Nothing specific shows in the log messages . I have engaged the tax since

October . They also faced the same problem . However when they disabled all

the blades except firewall, spike wasn’t seen .

Bypassing the IP address on the IPS blade did not solve the problem in my

environment .

I am still working with the TAC . Hope they provide a fix or a solution .

On Sat, Feb 10, 2018 at 7:42 PM Dameon Welch Abernathy <

Can you please send me the SR number in a private message?

> However when they disabled all the blades except firewall, spike wasn’t seen .  Bypassing the IP address on the IPS blade did not solve the problem in my environment .

This is significant.  What does output of enabled_blades show when run on the firewall?  Defining an IPS Exception won't change the path (SXL/PXL/F2F) the Commvault traffic takes through the firewall, but disabling all blades other than Firewall will.  Try this on the gateway:

ips off

(try commvault traffic, and if still causing CPU spike)

fw amw unload

(try commvault traffic again)

ips on

fw amw fetch local

This will at least let you determine if it is one of the Threat Prevention blades causing the CPU spike which is the most likely. 

If the CPU is still spiking after trying these commands there is some other blade causing it, and you'll need to figure out what path the Commvault traffic is being processed in with fwaccel conns.  It is probably F2F which is why you are taking such a big CPU hit.

If the CPU use goes way down during this test first thing would be to define a "null" TP profile (i.e. all TP blades unchecked in the profile) as described in my book and create a TP rule at the top invoking this profile against Commvault traffic.  You can check/enable one TP blade at a time in the "null" profile to figure out which blade is slowing it down and go from there.

--
Second Edition of my "Max Power" Firewall Book
Now Available at http://www.maxpowerfirewalls.com

enabled_blades
fw vpn urlf av appi ips identityServer anti_bot

fwaccel stats -s
Accelerated conns/Total conns : 2/31302 (0%)
Accelerated pkts/Total pkts : 3400/199296295 (0%)
F2Fed pkts/Total pkts : 8842634/199296295 (4%)
PXL pkts/Total pkts : 190450261/199296295 (95%)
QXL pkts/Total pkts : 0/199296295 (0%)

One of the concern is IP addresses for commvault traffic is widespread . Its mostly 23.0.0.0/8 .Havent been able to pinpoint few IPs.

I havent tried unchecking both IPS and AV blades at the same time. That is something i need to do ;Let me see if creating a null profile and providing exception towards 23.0.0.0/8 causes any relief.

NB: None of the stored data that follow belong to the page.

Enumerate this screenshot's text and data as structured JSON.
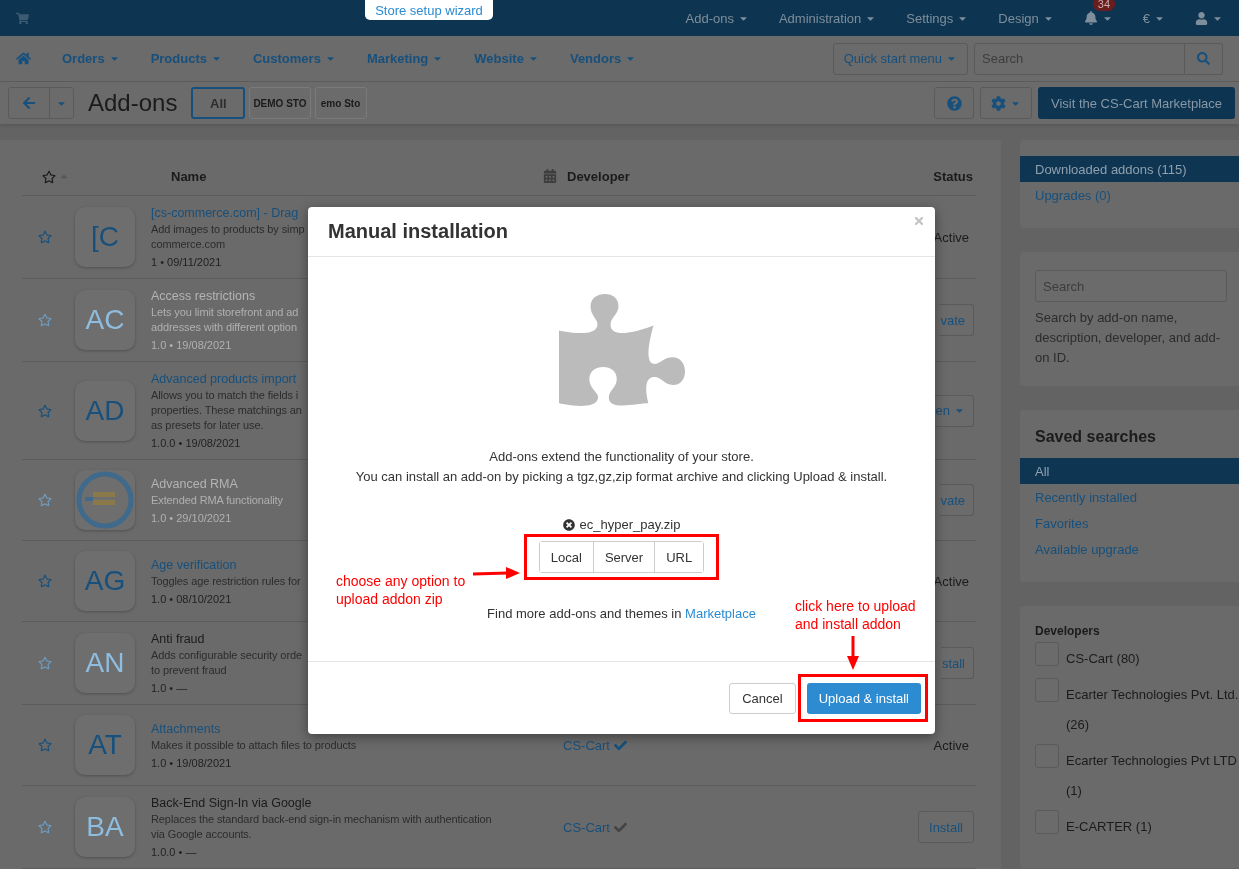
{
  "top_bar": {
    "wizard_tab": "Store setup wizard",
    "menus": [
      "Add-ons",
      "Administration",
      "Settings",
      "Design"
    ],
    "notifications": {
      "count": "34"
    },
    "currency": "€"
  },
  "nav_bar": {
    "menus": [
      "Orders",
      "Products",
      "Customers",
      "Marketing",
      "Website",
      "Vendors"
    ],
    "quick_start": "Quick start menu",
    "search": {
      "placeholder": "Search"
    }
  },
  "toolbar": {
    "title": "Add-ons",
    "storefront_tabs": [
      {
        "label": "All",
        "selected": true,
        "kind": "text"
      },
      {
        "label": "DEMO STO",
        "selected": false,
        "kind": "logo"
      },
      {
        "label": "emo Sto",
        "selected": false,
        "kind": "logo"
      }
    ],
    "marketplace_button": "Visit the CS-Cart Marketplace"
  },
  "table": {
    "columns": [
      "Name",
      "Developer",
      "Status"
    ],
    "rows": [
      {
        "kind": "active",
        "icon": {
          "kind": "letters",
          "text": "[C"
        },
        "title": "[cs-commerce.com] - Drag",
        "description": [
          "Add images to products by simp",
          "commerce.com"
        ],
        "meta": "1 • 09/11/2021",
        "status": {
          "kind": "text",
          "text": "Active"
        }
      },
      {
        "kind": "disabled",
        "icon": {
          "kind": "letters",
          "text": "AC"
        },
        "title": "Access restrictions",
        "description": [
          "Lets you limit storefront and ad",
          "addresses with different option"
        ],
        "meta": "1.0 • 19/08/2021",
        "status": {
          "kind": "button",
          "text": "vate"
        }
      },
      {
        "kind": "active",
        "icon": {
          "kind": "letters",
          "text": "AD"
        },
        "title": "Advanced products import",
        "description": [
          "Allows you to match the fields i",
          "properties. These matchings an",
          "as presets for later use."
        ],
        "meta": "1.0.0 • 19/08/2021",
        "status": {
          "kind": "dropdown",
          "text": "en"
        }
      },
      {
        "kind": "disabled",
        "icon": {
          "kind": "logo"
        },
        "title": "Advanced RMA",
        "description": [
          "Extended RMA functionality"
        ],
        "meta": "1.0 • 29/10/2021",
        "status": {
          "kind": "button",
          "text": "vate"
        }
      },
      {
        "kind": "active",
        "icon": {
          "kind": "letters",
          "text": "AG"
        },
        "title": "Age verification",
        "description": [
          "Toggles age restriction rules for"
        ],
        "meta": "1.0 • 08/10/2021",
        "status": {
          "kind": "text",
          "text": "Active"
        }
      },
      {
        "kind": "not_installed",
        "icon": {
          "kind": "letters",
          "text": "AN"
        },
        "title": "Anti fraud",
        "description": [
          "Adds configurable security orde",
          "to prevent fraud"
        ],
        "meta": "1.0 • —",
        "status": {
          "kind": "button",
          "text": "stall"
        }
      },
      {
        "kind": "active",
        "icon": {
          "kind": "letters",
          "text": "AT"
        },
        "title": "Attachments",
        "description": [
          "Makes it possible to attach files to products"
        ],
        "meta": "1.0 • 19/08/2021",
        "developer": {
          "name": "CS-Cart",
          "verified": true
        },
        "status": {
          "kind": "text",
          "text": "Active"
        }
      },
      {
        "kind": "not_installed",
        "icon": {
          "kind": "letters",
          "text": "BA"
        },
        "title": "Back-End Sign-In via Google",
        "description": [
          "Replaces the standard back-end sign-in mechanism with authentication",
          "via Google accounts."
        ],
        "meta": "1.0.0 • —",
        "developer": {
          "name": "CS-Cart",
          "verified": false
        },
        "status": {
          "kind": "full_button",
          "text": "Install"
        }
      }
    ]
  },
  "sidebar": {
    "views": [
      {
        "label": "Downloaded addons (115)",
        "selected": true
      },
      {
        "label": "Upgrades (0)",
        "selected": false
      }
    ],
    "search": {
      "placeholder": "Search",
      "help": "Search by add-on name, description, developer, and add-on ID."
    },
    "saved_searches": {
      "title": "Saved searches",
      "items": [
        {
          "label": "All",
          "selected": true
        },
        {
          "label": "Recently installed",
          "selected": false
        },
        {
          "label": "Favorites",
          "selected": false
        },
        {
          "label": "Available upgrade",
          "selected": false
        }
      ]
    },
    "developers": {
      "title": "Developers",
      "items": [
        {
          "label": "CS-Cart (80)",
          "checked": false
        },
        {
          "label": "Ecarter Technologies Pvt. Ltd. (26)",
          "checked": false
        },
        {
          "label": "Ecarter Technologies Pvt LTD (1)",
          "checked": false
        },
        {
          "label": "E-CARTER (1)",
          "checked": false
        }
      ]
    }
  },
  "modal": {
    "title": "Manual installation",
    "intro": [
      "Add-ons extend the functionality of your store.",
      "You can install an add-on by picking a tgz,gz,zip format archive and clicking Upload & install."
    ],
    "file": "ec_hyper_pay.zip",
    "sources": [
      "Local",
      "Server",
      "URL"
    ],
    "find_more": "Find more add-ons and themes in",
    "marketplace_link": "Marketplace",
    "cancel": "Cancel",
    "submit": "Upload & install"
  },
  "annotations": [
    {
      "kind": "sources",
      "lines": [
        "choose any option to",
        "upload addon zip"
      ]
    },
    {
      "kind": "submit",
      "lines": [
        "click here to upload",
        "and install addon"
      ]
    }
  ]
}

I did try unchecking IPS and AV blades and the CPU utilization did come down though it did hit 100% for a fraction of second or more  towards the end of the download. I created a null profile and allowed 23.0.0.0/8  subnet, However that didn't solve the problem. There are lot of IP addresses which come up during each download and different subnets.

Thank you for your suggestions. 

Jumbo hotfix is not applied on the new set of hardwares. However when this

problem surfaced in September , the jumbo fix on the device was latest and

Take 216.

When the problem surfaced , i had two pairs of clusters( former setup on

Dell Edge servers and later on 5600 appliances )

Now hardware's have been changed for both ( Dells replaced with 5600

appliances and 5600s are replaced by 5900 appliances ).

I need to install the latest jumbo fix on the newer hardwares.

So is this issue resolved for you in the latest jumbo?

And are we talking the latest recommended jumbo or the most recent ongoing?

No the issue persists. I haven't yet installed the latest jumbo fix though . I need to install Take 292 and check if that solves the issue

Do you have Dynamic Dispatcher enabled in this situation?

Yes Dynamic dispatcher is enabled .Firewall is able to handle downloads of heavier files. The CPU spike is observed only when Commvault files /packages are downloaded using Commvault installer.

I installed the jumbo fix, but problem continued. Creating a null TP profile and applying it to the commvault IP address is likely to solve the problem . But each time i download, i get a new subnet 

It seems we ran into this issue also. Did you fix this issue?